Paradoxically, the next day the city is hot with sunshine. As if to prove the communal nature of Glasgow, the Just Jam van is spotted by producer and DJ Double Nugget, who also designs the lights for Hudson Mohawke’s stage show. It turns out he’s an old hand at running raves in the mountains, and directs the van out into the beautiful rolling hills surrounding Loch Lomond, a vast lake an hour outside the city, to shoot the day’s sets.

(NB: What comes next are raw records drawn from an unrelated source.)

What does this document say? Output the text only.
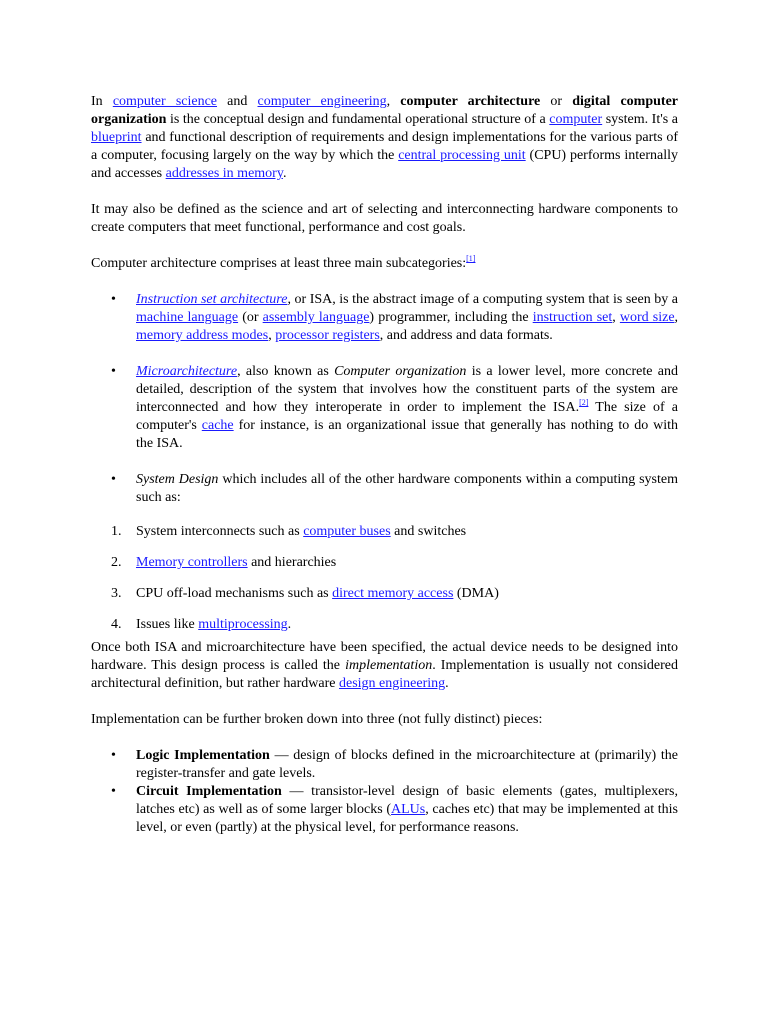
In computer science and computer engineering, computer architecture or digital computer organization is the conceptual design and fundamental operational structure of a computer system. It's a blueprint and functional description of requirements and design implementations for the various parts of a computer, focusing largely on the way by which the central processing unit (CPU) performs internally and accesses addresses in memory.

It may also be defined as the science and art of selecting and interconnecting hardware components to create computers that meet functional, performance and cost goals.

Computer architecture comprises at least three main subcategories:[1]

• Instruction set architecture, or ISA, is the abstract image of a computing system that is seen by a machine language (or assembly language) programmer, including the instruction set, word size, memory address modes, processor registers, and address and data formats.
• Microarchitecture, also known as Computer organization is a lower level, more concrete and detailed, description of the system that involves how the constituent parts of the system are interconnected and how they interoperate in order to implement the ISA.[2] The size of a computer's cache for instance, is an organizational issue that generally has nothing to do with the ISA.
• System Design which includes all of the other hardware components within a computing system such as:
1. System interconnects such as computer buses and switches
2. Memory controllers and hierarchies
3. CPU off-load mechanisms such as direct memory access (DMA)
4. Issues like multiprocessing.

Once both ISA and microarchitecture have been specified, the actual device needs to be designed into hardware. This design process is called the implementation. Implementation is usually not considered architectural definition, but rather hardware design engineering.

Implementation can be further broken down into three (not fully distinct) pieces:

• Logic Implementation — design of blocks defined in the microarchitecture at (primarily) the register-transfer and gate levels.
• Circuit Implementation — transistor-level design of basic elements (gates, multiplexers, latches etc) as well as of some larger blocks (ALUs, caches etc) that may be implemented at this level, or even (partly) at the physical level, for performance reasons.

American motorists, up in the Highlands searching for Braveheart moments to share with the folks back home, seem baffled as they pass the truck. It’s doubtful they came all this way to Caledonia expecting to see high-spirited local kids tearing around playing twinkling grime melodies, hectic footwork rhythms, and bursts of comically foul-mouthed ghetto tech – particularly halfway up a mountain where the main residents are sheep and thistles.

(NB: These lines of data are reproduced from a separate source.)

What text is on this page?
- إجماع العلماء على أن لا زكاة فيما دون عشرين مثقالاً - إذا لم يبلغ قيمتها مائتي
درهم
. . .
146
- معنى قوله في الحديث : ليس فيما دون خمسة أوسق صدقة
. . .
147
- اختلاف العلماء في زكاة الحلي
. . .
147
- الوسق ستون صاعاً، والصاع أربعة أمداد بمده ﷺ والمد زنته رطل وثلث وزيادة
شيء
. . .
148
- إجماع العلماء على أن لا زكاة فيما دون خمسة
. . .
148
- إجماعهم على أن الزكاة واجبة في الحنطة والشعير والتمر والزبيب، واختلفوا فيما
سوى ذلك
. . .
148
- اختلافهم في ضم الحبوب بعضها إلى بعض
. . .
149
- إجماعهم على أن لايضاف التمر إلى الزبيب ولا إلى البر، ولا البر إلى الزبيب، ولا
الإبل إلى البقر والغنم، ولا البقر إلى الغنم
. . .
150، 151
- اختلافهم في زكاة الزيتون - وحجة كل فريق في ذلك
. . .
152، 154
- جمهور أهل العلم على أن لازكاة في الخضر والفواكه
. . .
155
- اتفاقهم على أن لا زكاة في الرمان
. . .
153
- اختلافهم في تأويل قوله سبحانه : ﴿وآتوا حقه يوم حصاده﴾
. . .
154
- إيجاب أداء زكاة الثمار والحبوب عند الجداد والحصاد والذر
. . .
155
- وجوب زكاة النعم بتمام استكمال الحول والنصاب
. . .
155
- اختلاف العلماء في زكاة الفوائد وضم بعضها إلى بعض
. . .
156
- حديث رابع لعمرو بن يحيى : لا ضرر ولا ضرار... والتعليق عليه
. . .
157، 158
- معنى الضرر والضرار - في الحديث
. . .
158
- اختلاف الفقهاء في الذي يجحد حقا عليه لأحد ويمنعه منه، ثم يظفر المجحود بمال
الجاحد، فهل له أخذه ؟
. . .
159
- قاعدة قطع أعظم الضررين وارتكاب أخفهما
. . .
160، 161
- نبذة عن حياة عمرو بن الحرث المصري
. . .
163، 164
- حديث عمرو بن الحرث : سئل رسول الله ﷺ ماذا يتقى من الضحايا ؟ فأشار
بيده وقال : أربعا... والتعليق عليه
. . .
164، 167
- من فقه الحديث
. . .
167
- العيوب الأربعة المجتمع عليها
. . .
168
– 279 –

At one point a car cruises by and its wheels catch on a trailing camera lead. The lead goes taut, and for a horrible moment it looks as though the truck will be pulled apart by the motion of the car. As everyone shouts and waves, the driver eventually stops, and Double Nugget goes over. “Eh, it’s fucking Gordon!” he says to the others. It turns out that, miraculously, the driver is the guy who runs the Fortified parties that Milktray and Inkke were praising the day before. This, everyone agrees, is the nature of Glasgow, as Double Nugget laughs, “everyone knows everyone. The place is tiny, and we all make music.”
Eventually Gordon drives off with a wave, Double Nugget goes to the decks and cranks out some high-speed ghetto tech while the lads around him drink and laugh in the Scottish sunshine. They may not have a name for what they’re doing, but right now, they definitely have a vibe. It’s pretty clear which they think is more important.